While the long-running dispute between the US and China over the value of the Chinese currency is expected to be high on the agenda when the American leader reaches Beijing next week, China is already facing pressure from its neighbours to abandon a link with the dollar that they say is crimping their own economic recoveries.

The latest draft of a post-meeting communique from the Apec summit of Asia-Pacific nations in Singapore, which Mr Obama is scheduled to join at the weekend, calls for "market-oriented" exchange rates and interest rates – in effect an argument for the yuan to appreciate against the dollar.

China has been accused of holding its currency artificially low to stimulate its own export-led economy, at the expense of manufacturing profits and jobs in other countries. The Chinese central bank, which holds the world's largest foreign exchange reserves of more than $2 trillion, said this week that it would consider major currencies in guiding the yuan, suggesting a departure from an unofficial dollar peg that has been in place for more than a year.

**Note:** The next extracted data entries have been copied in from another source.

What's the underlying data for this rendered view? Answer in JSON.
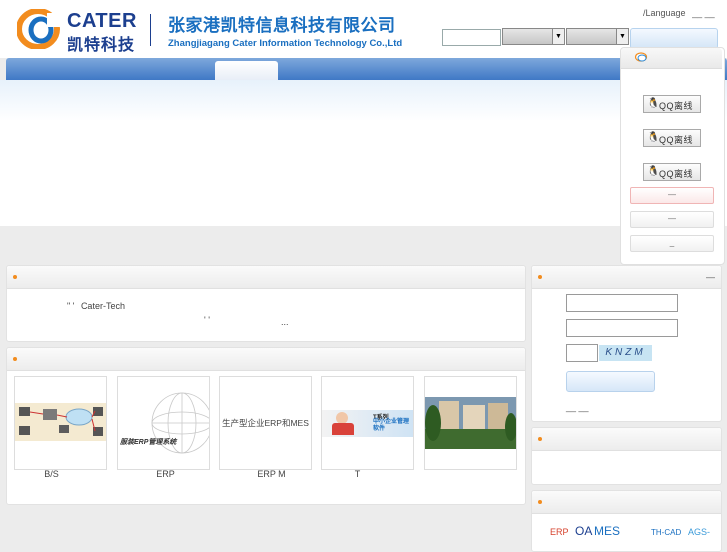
{
  "header": {
    "logo_en": "CATER",
    "logo_cn": "凯特科技",
    "company_cn": "张家港凯特信息科技有限公司",
    "company_en": "Zhangjiagang Cater Information Technology Co.,Ltd",
    "language_label": "/Language",
    "language_links": "__ __"
  },
  "qq_panel": {
    "buttons": [
      "QQ离线",
      "QQ离线",
      "QQ离线"
    ],
    "bars": [
      "—",
      "—",
      "_"
    ]
  },
  "intro": {
    "line1_marks": "\"   '",
    "line1_text": "Cater-Tech",
    "line2_marks": "'      '",
    "line2_ellipsis": "..."
  },
  "products": {
    "thumb2_caption": "服装ERP管理系统",
    "thumb3_caption": "生产型企业ERP和MES",
    "thumb4_title": "T系列",
    "thumb4_sub": "中小企业管理软件",
    "captcha": "KNZM",
    "labels": [
      "B/S",
      "ERP",
      "ERP M",
      "T",
      ""
    ]
  },
  "login": {
    "footer_links": "__ __"
  },
  "links": {
    "items": [
      "ERP",
      "OA",
      "MES",
      "TH-CAD",
      "AGS-"
    ]
  },
  "colors": {
    "brand_blue": "#1a6fc0",
    "logo_navy": "#1c3f8f",
    "nav_blue": "#3f78c6",
    "bullet_orange": "#f28c1e"
  }
}
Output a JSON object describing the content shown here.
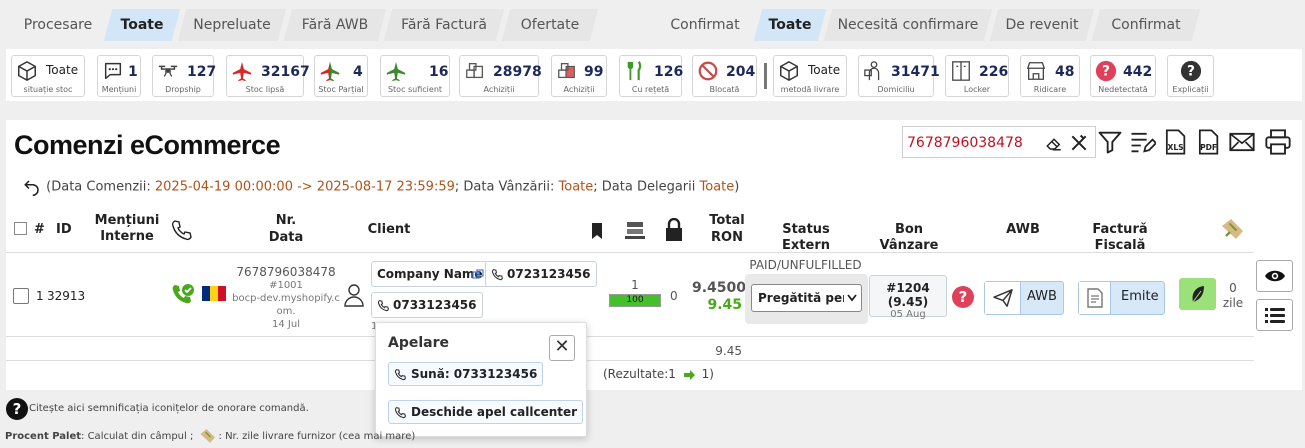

Analysts said the move was Beijing's clearest signal yet that it was close to letting the yuan appreciate after an 18-month hiatus. "The message we draw from the shift in the carefully chosen words is that trend decline in the dollar will no longer be resisted to the same degree," said researchers at the Australian bank Westpac. "We expect greater movement on dollar/yuan soon, quite possibly ahead of Obama's meetings with top Chinese officials next week and with a European delegation also arriving in China before year-end."

But China's assistant finance minister, Zhu Guangyao, told reporters at Apec that one of China's contributions to the global economic recovery has been maintaining "currency stability".

There would be a "big cost" for any early withdrawal of its measures to boost the economy, including fiscal, monetary and exchange-rate commitments, he said. The low value of the yuan has been exacerbated by the declining dollar, to which it is linked and which is down 15 per cent from a peak earlier this year.

Emerging market central banks have spent an estimated $150bn (£91bn) over the past two months intervening to keep their own currencies down by buying dollars, fearful that currency strength is damaging the value of their exports and leading to a loss of competitiveness against both the US and China.

The US, meanwhile, is facing calls to intervene to push up the value of its currency. Tim Geithner, the US Treasury secretary, again yesterday spoke about the special responsibility that the US has to protect the value of the dollar, which is used as a reserve currency around the world, but his commitment was only to pursue fiscal policies in the US that would eventually pay down some of the country's record debt.

Mr Geithner said the Obama administration needs to borrow "substantially less than we initially anticipated" to bail out the financial system. "That's going to allow us to devote more to debt reduction, and that's a fundamentally good thing," he added.